Anyway, when I caught the signal in question, I had my probe touching the nearest decoupling capacitor, and the reading contradicted the initial hypothesis of shitty power distribution: power was pretty solid just next to the chip. Yellow signal is the VIA_CS signal, purple is the +5V side of the cap:
So, if the power was fine just next to the chip, maybe it gets worse down the line? Nope:
This was being measured at the last chip on the long power line - still, the power fluctuates only just a bit.
Finally, I tested the 74AC138 power input (between the cap and the chip) by touching the probe to VCC pin and this is what I got:
What the hell? Power is fine just before entering 74AC138 and it's perfectly good right after it. That doesn't make sense, does it?
I noticed one more thing - the stronger I pushed the pin down, the less events did the scope capture, up to a point where it would not trigger anymore. I tried measuring resistance between the 74AC138 VCC input and the power jack +5V input (obviously with the device powered down), and guess what - this explains it perfectly. When pressing the pin from the top, it reads (as expected):
Now, when touching gently the pin from the side:
So, it wasn't power distribution that was bad on my board. Sure, it could have been better, but still, this was good enough for the purpose. It was simple bad solder joint. After I fixed it with just a dab of extra solder my "software bug" causing blink to fail - stopped occurring. At the same time it fixed my power distribution on the board :)

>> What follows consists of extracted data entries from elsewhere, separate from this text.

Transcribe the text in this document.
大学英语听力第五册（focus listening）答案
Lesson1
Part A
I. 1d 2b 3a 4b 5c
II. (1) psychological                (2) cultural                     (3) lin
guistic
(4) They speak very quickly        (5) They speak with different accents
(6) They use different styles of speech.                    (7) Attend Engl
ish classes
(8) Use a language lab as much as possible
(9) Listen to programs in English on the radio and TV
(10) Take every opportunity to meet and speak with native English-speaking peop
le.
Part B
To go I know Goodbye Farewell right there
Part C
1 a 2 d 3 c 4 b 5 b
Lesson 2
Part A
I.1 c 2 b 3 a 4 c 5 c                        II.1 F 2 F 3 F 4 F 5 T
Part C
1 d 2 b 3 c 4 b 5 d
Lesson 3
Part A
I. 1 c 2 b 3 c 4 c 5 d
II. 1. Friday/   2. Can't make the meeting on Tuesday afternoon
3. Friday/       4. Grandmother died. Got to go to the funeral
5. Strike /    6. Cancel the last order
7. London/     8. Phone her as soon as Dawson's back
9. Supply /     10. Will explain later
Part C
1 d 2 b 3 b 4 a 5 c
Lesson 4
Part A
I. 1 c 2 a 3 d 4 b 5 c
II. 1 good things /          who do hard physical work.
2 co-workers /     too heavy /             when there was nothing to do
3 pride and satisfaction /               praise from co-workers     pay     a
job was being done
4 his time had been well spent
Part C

Seriously though, I need you to let that sink in: 74AC138 chip was being used each time I sent data to LCD and read its status, and the LCD was running fine. It was also used for enabling UART, and the serial communication was working perfectly. The only thing that failed to work, and only under certain conditions was the blink LED. Only one bit of data sent to VIA DDR register failed due to something that would seem catastrophic - failure to connect power to the I/O selector chip correctly.
Lesson learned for PCB design
When testing the board, don't assume that things working most of the time imply the build or design is correct. Even very serious issues (like disconnecting power from glue logic chip or disconnecting ground from reset controller) do not have to cause spectacular failures and can haunt you in a form of very rare and mysterious glitches.
And, most of all, test your hypothesis each time. I was really sure it was an error in PCB design that caused issues with power delivery, and I was about to start the process all over. I would waste a lot of time and money on something that took hour to find and five minutes to fix - just because somebody challenged my theory.
Problem 2b: round two
Remember the strangely low A5 signal during VIA_CS operation? The one that I fixed a bit by cleaning the flux off? This is what I got back then:
It was a bit on the low side, right?
Probably this is where the 74AC138 got the power from (together with the IO_CS signal), because after fixing the power issue this is what I see:
So yeah, I had plenty of clues that I didn't read correctly, but as the title says - every day is a school day!
Actually the outcome is very, very optimistic: I did run into three serious issues with my latest board (so far, there are probably more!), but I'm very, very happy that I managed to find them and the underlying cause. It was great exercise, I learned a lot and I feel much more confident in my adventures with electronic design. I hope you learned thing or two reading it today.